UNO

—Faltan cinco minutos —anunció el sargento de la infantería de marina Bana Jalandhar.

El grupo de hombres que se hacinaban, hombro con hombro, en la sala de descompresión, se vio recorrido por una ola de ansiedad que se tradujo en golpeteo y chasquidos de las armaduras entre sí.

Tenían un aspecto temible, como un insecto veteado en rojo y gris. Los trajes de vacío de los infantes habían sido desarrollados a partir de las primitivas armaduras utilizadas por los subandhus yavanas en el combate. Muchos de sus rasgos habían sido diseñados originalmente para provocar el terror en los enemigos; abundaban los ángulos agudos y las protuberancias semejantes a púas. Un grueso anillo de hierro protegía la zona más vulnerable de cualquier traje espacial: el cuello. Por encima de este collarín sólo sobresalía la parte superior del casco, como una cúpula con una rendija para los ojos. Esto restringía de tal forma la visión, que se hacía necesario un par de espejos retrovisores rectangulares que sobresalían como dos cuernos a ambos lados de la cabeza.
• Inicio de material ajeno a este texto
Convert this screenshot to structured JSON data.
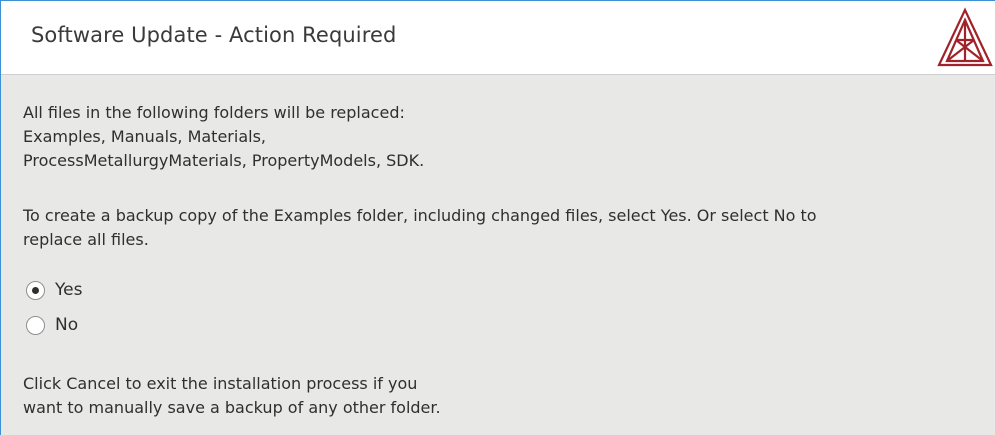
{
  "header": {
    "title": "Software Update - Action Required",
    "logo_icon": "triangle-logo-icon",
    "logo_color": "#a0232a"
  },
  "content": {
    "para1_lines": [
      "All files in the following folders will be replaced:",
      "Examples, Manuals, Materials,",
      "ProcessMetallurgyMaterials, PropertyModels, SDK."
    ],
    "para2_lines": [
      "To create a backup copy of the Examples folder, including changed files, select Yes. Or select No to",
      "replace all files."
    ],
    "options": [
      {
        "label": "Yes",
        "selected": true
      },
      {
        "label": "No",
        "selected": false
      }
    ],
    "para3_lines": [
      "Click Cancel to exit the installation process if you",
      "want to manually save a backup of any other folder."
    ]
  },
  "colors": {
    "header_bg": "#ffffff",
    "body_bg": "#e8e8e7",
    "window_border": "#3d8fd6"
  }
}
El conjunto se completaba con el pesado fusil ametrallador de calibre veintiuno y la aparatosa mochila que contenía el soporte vital capaz de mantener al infante con vida en el vacío.

La sala no contaba con espacio suficiente para que los veinte infantes que la ocupaban pudieran sentarse, y a pesar de la escasa gravedad, tras seis horas de permanecer de pie, cargados con todo aquel equipo, los hombres empezaban a protestar y a gruñir, al compás de los «clang» «clang» producidos por el incesante golpeteo de las hombreras de las armaduras.

—¡Cabo, abra las compuertas! —ordenó secamente Bana.

Las batallas siempre son una rareza en la vida de un soldado. La mayor parte del tiempo lo pasa viajando de un lugar a otro. Pero por mucho que un infante tenga que esperar, siempre llega el momento en que la puerta se abre, y todo es igual a partir de entonces.

Meses de aburrimiento seguidos de segundos de terror —pensó el sargento Bana mientras saltaba al vacío.